Resilience is not complete if only the runtime knows what happened. The operator should be able to inspect:
  • current retry posture
  • pending approval or custom tool input
  • queued wake backlog
  • active lease owner
  • latest activation outcome
  • activation claim history
  • staged draft status
Current surfaces include:
  • openboa agent session status
  • openboa agent session events
  • openboa agent activation-events
  • openboa agent orchestrator --watch --log

What the runtime guarantees

Today the Agent runtime is designed to guarantee:
  • session truth is durable across wakes
  • approval and custom tool pauses are resumable
  • retryable failures back off instead of hot-looping immediately
  • delayed wake intent is replay-safe on failure paths
  • staged substrate drafts can survive interruption and be resumed
  • activation lifecycle is inspectable through journaled events

What it does not guarantee

This page should also be explicit about current limits.

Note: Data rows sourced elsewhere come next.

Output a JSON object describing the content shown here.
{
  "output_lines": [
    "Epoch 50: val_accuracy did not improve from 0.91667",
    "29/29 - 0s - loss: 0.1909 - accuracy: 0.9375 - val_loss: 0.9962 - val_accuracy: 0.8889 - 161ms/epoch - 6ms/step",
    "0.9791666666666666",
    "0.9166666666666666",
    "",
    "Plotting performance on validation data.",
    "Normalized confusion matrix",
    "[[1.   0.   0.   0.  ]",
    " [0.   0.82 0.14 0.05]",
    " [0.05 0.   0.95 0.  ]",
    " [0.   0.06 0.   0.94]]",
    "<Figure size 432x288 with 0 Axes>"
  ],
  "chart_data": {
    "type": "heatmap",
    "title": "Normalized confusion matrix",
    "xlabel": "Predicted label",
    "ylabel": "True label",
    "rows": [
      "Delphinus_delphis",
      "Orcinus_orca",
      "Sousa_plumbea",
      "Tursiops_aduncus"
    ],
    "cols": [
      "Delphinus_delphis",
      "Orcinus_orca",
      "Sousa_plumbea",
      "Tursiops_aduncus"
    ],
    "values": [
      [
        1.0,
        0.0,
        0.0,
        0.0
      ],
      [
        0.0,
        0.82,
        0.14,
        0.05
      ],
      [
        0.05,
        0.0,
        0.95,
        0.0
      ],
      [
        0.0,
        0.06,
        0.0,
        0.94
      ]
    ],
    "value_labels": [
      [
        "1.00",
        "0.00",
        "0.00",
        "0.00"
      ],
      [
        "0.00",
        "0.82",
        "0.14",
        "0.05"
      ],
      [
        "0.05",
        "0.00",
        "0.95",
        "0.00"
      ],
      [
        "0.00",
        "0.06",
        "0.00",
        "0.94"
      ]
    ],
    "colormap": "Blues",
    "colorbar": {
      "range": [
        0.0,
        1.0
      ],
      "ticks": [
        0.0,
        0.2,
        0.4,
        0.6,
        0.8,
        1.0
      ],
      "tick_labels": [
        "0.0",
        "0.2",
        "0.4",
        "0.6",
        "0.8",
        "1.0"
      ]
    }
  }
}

The runtime does not yet guarantee:
  • broker-backed distributed queue semantics
  • unlimited autonomous background execution without a worker surface
  • provider-independent proof across multiple live providers
  • automatic recovery from every possible external side effect
Those belong to future frontiers, not hidden assumptions.

Design rule

Do not describe resilience as a vague property of the model. In openboa, resilience belongs to the runtime contract:
  • durable session truth
  • explicit activation lifecycle
  • replay-safe recovery
  • visible operator seams
That is why resilience belongs next to memory and context as a first-class Agent page.